Fig. 5.

Electron micrographs of lipid particles associated with iAβ and apoE3. Neuronal cultures were incubated with 10 μm iAβ or 0.25 μm apoE3 for 24 hr. The conditioned media of these cultures were collected, filtered with a 0.45 μm Millipore filter, subjected to an initial discontinuous density gradient prepared using KBr solution, and centrifuged at 34,500 rpm for 48 hr using a SW 41-Ti rotor. After centrifugation, 12 fractions were isolated, and lipid concentration and the density in each fraction were determined. HDL fractions were then diluted with 10-fold volumes of distilled water, followed by centrifugation at 34,500 rpm for 48 hr using a SW 41-Ti rotor.
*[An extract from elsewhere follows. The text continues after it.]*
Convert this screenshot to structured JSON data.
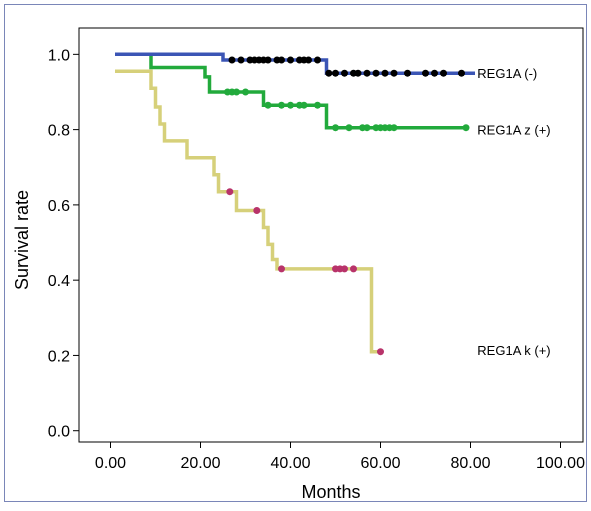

Electron microscopic examination of the lower part of each solution was performed. Negative staining of electron micrographs of lipid particles in the presence of apoE and iAβ is shown (a and b, respectively). Results of immunoelectron microscopy show that exogenously added iAβ1–40 forms complexes with lipid particles as demonstrated using the antibody directed against human Aβ1–17, 6E10 (Kim et al., 1990). c, Gold labeling is considered to be associated with lipid particles. d, In contrast, lipid particles were not labeled with gold without 6E10. Scale bar, 50 nm.